Montenegro has reported information on hate crimes to ODIHR, most recently for the 2019 and 2021 Hate Crime Reports. Montenegro implemented ODIHR's Training Against Hate Crimes for Law Enforcement (TAHCLE) programme in 2014 and updated the training in 2022 following changes to the country's hate crime legislation in 2018. In 2017, Montenegro adopted measures to allow for the effective prosecution of hate crimes following the judgement of the European Court of Human Rights in the case of Alkovic v. Montenegro (No. 66895/10).
|Year||Hate crimes recorded by police||Prosecuted||Sentenced|
|2020||Not available||Not available||Not available|
|2017||Not available||Not available||1|
|2016||Not available||Not available||Not available|
|2015||Not available||Not available||Not available|
|2014||Not available||Not available||0|
|2013||Not available||Not available||Not available|
|2012||Not available||Not available||Not available|
|2011||Not available||Not available||Not available|
|2010||Not available||Not available||Not available|
|2009||Not available||Not available||Not available|
About 2022 Data
Police recorded and sentenced figures were disaggregated by type of crime. The above figures may include cases of hate speech, which fall outside of the OSCE's definition of hate crime.
Hate crime recorded by police
The breakdown below may include cases of hate speech, which fall outside of the OSCE's definition of hate crime.
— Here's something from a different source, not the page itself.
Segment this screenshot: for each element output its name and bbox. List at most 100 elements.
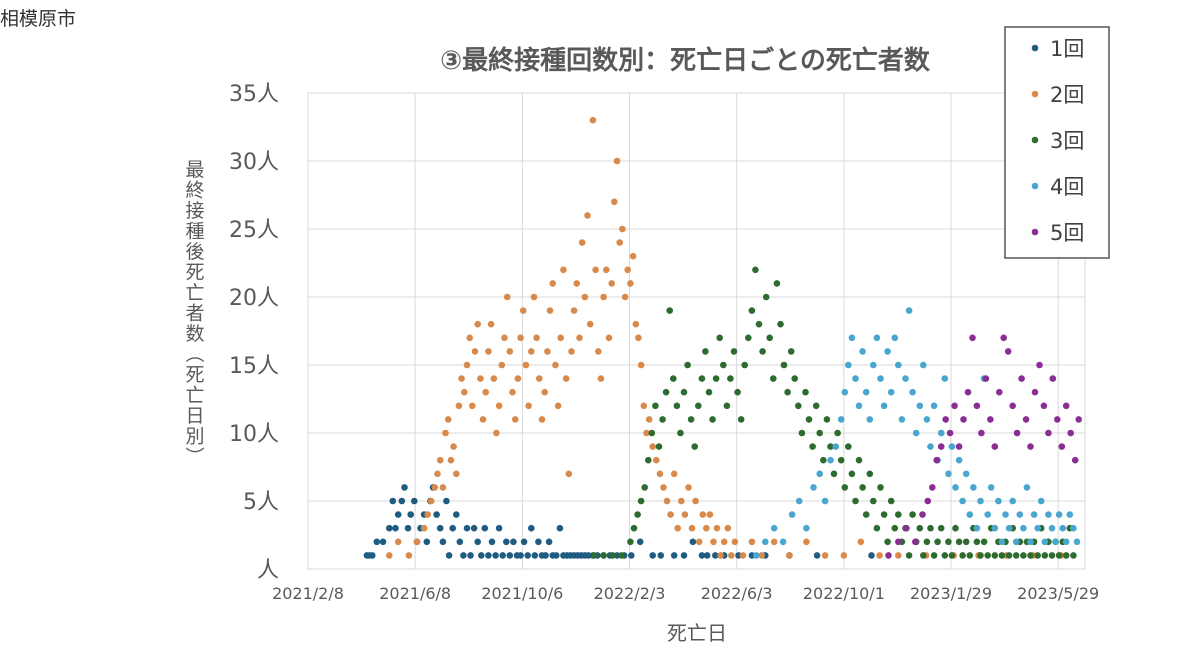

ODIHR recognizes Montenegro's efforts to report police and judiciary hate crime records to ODIHR. However, based on the available information, ODIHR observes that Montenegro has not reported data on the number of prosecuted hate crimes to ODIHR or recorded the bias motivations of hate crimes. In addition, ODIHR observes that Montenegro would benefit from developing its victim support system to ensure effective access to justice, assistance, and protection services for hate crime victims.
ODIHR recalls that in Ministerial Council Decision 9/09, OSCE participating States committed to collecting reliable data and statistics in sufficient detail on hate crimes, including the bias motivation of hate crimes, and to reporting such data periodically to ODIHR. Participating States also committed to providing hate crime victims with access to counselling, legal assistance, and effective access to justice, as well as to increase positive interaction between police and victims of hate crimes by training front-line officers, including on referrals to victim assistance and protection.
ODIHR stands ready to support Montenegro in meeting the relevant commitments through its comprehensive resources and tailored assistance in the area of hate crime recording and data collection, as well as through its further resources and assistance on hate crime victim support.